De Franse schrijver André Gide werd geboren op 22 november 1869 in Parijs. Zie ook mijn blog van 22 november 2006 en ook mijn blog van 22 november 2007 en ook mijn blog van 22 november 2008 en ook mijn blog van 22 november 2009.
Uit: La symphonie pastorale
“Mais je crois inutile de noter ici tous les échelons premiers de cette instruction qui, sans doute, se retrouvent dans l’instruction de tous les aveugles. C’est ainsi que, pour chacun d’eux, je pense, la question des couleurs a plongé chaque maître dans un même embarras. (Et à ce sujet je fus appelé à remarquer qu’il n’est nulle part question de couleurs dans l’Évangile.) Je ne sais comment s’y sont pris les autres ; pour ma part je commençai par lui nommer les couleurs du prisme dans l’ordre où l’arc-en-ciel nous les présente ; mais aussitôt s’établit une confusion dans son esprit entre couleur et clarté ; et je me rendais compte que son imagination ne parvenait à faire aucune distinction entre la qualité de la nuance et ce que les peintres appellent, je crois, « la valeur ». Elle avait le plus grand mal à comprendre que chaque couleur à son tour pût être plus ou moins foncée, et qu’elles pussent à l’infini se mélanger entre elles. Rien ne l’intriguait davantage et elle revenait sans cesse là-dessus.

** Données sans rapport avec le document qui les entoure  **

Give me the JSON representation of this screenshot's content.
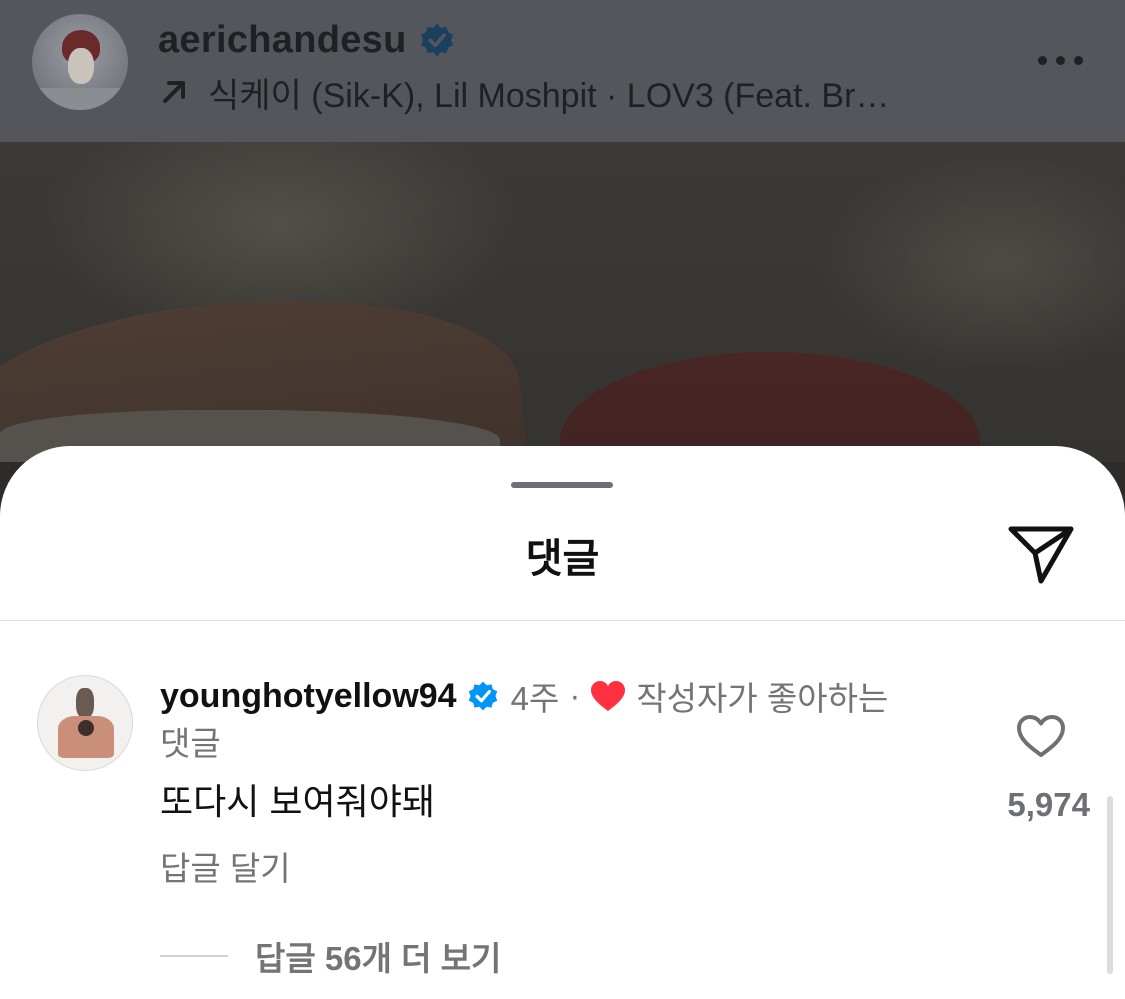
{
  "post_header": {
    "username": "aerichandesu",
    "verified": true,
    "music": "식케이 (Sik-K), Lil Moshpit · LOV3 (Feat. Br…",
    "icons": {
      "avatar": "profile-avatar",
      "verified": "verified-badge-icon",
      "music": "arrow-up-right-icon",
      "more": "more-options-icon"
    }
  },
  "comments_sheet": {
    "title": "댓글",
    "icons": {
      "share": "paper-plane-icon"
    },
    "comment": {
      "username": "younghotyellow94",
      "verified": true,
      "time": "4주",
      "separator": "·",
      "creator_liked_label": "작성자가 좋아하는",
      "creator_liked_label_cont": "댓글",
      "text": "또다시 보여줘야돼",
      "reply_label": "답글 달기",
      "like_count": "5,974",
      "view_replies_label": "답글 56개 더 보기"
    }
  },
  "colors": {
    "verified_blue": "#0095f6",
    "liked_red": "#ff3040",
    "muted_text": "#737478",
    "primary_text": "#111111"
  }
}
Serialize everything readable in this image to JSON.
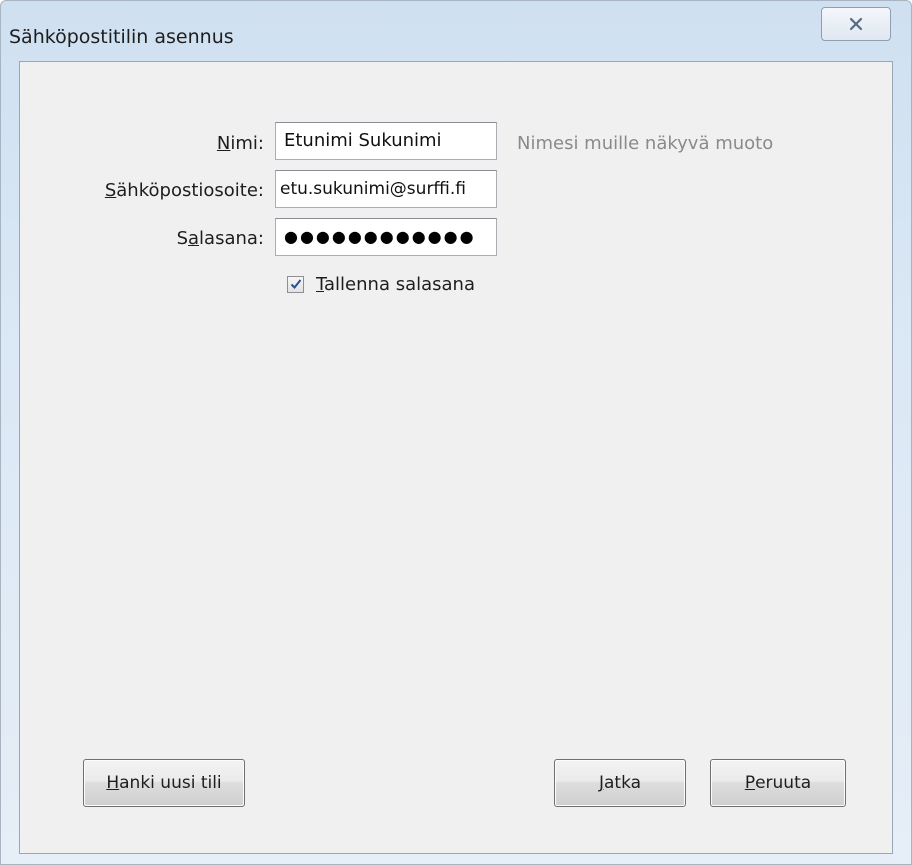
{
  "window": {
    "title": "Sähköpostitilin asennus"
  },
  "form": {
    "name_label_first": "N",
    "name_label_rest": "imi:",
    "name_value": "Etunimi Sukunimi",
    "name_hint": "Nimesi muille näkyvä muoto",
    "email_label_first": "S",
    "email_label_rest": "ähköpostiosoite:",
    "email_value": "etu.sukunimi@surffi.fi",
    "password_label_pre": "S",
    "password_label_u": "a",
    "password_label_rest": "lasana:",
    "password_value": "●●●●●●●●●●●●",
    "remember_checked": true,
    "remember_label_first": "T",
    "remember_label_rest": "allenna salasana"
  },
  "buttons": {
    "new_account_first": "H",
    "new_account_rest": "anki uusi tili",
    "continue_first": "J",
    "continue_rest": "atka",
    "cancel_first": "P",
    "cancel_rest": "eruuta"
  },
  "icons": {
    "close": "close-icon",
    "checkmark": "checkmark-icon"
  }
}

Cependant il me fut donné de l’emmener à Neuchâtel où je pus lui faire entendre un concert. Le rôle de chaque instrument dans la symphonie me permit de revenir sur cette question des couleurs. Je fis remarquer à Gertrude les sonorités différentes des cuivres, des instruments à cordes et des bois, et que chacun d’eux à sa manière est susceptible d’offrir, avec plus ou moins d’intensité, toute l’échelle des sons, des plus graves aux plus aigus. Je l’invitai à se représenter de même, dans la nature, les colorations rouges et orangées analogues aux sonorités des cors et des trombones, les jaunes et les verts à celles des violons, des violoncelles et des basses ; les violets et les bleus rappelés ici par les flûtes, les clarinettes et les hautbois. Une sorte de ravissement intérieur vint dès lors remplacer ses doutes :
– Que cela doit être beau ! répétait-elle.
Puis, tout à coup :
– Mais alors : le blanc ? Je ne comprends plus à quoi ressemble le blanc…
Et il m’apparut aussitôt combien ma comparaison était précaire. – Le blanc, essayai-je pourtant de lui dire, est la limite aiguë où tous les tons se confondent, comme le noir en est la limite sombre. – Mais ceci ne me satisfit pas plus qu’elle, qui me fit aussitôt remarquer que les bois, les cuivres et les violons restent distincts les uns des autres dans le plus grave aussi bien que dans le plus aigu. Que de fois, comme alors, je dus demeurer d’abord silencieux, perplexe et cherchant à quelle comparaison je pourrais faire appel.”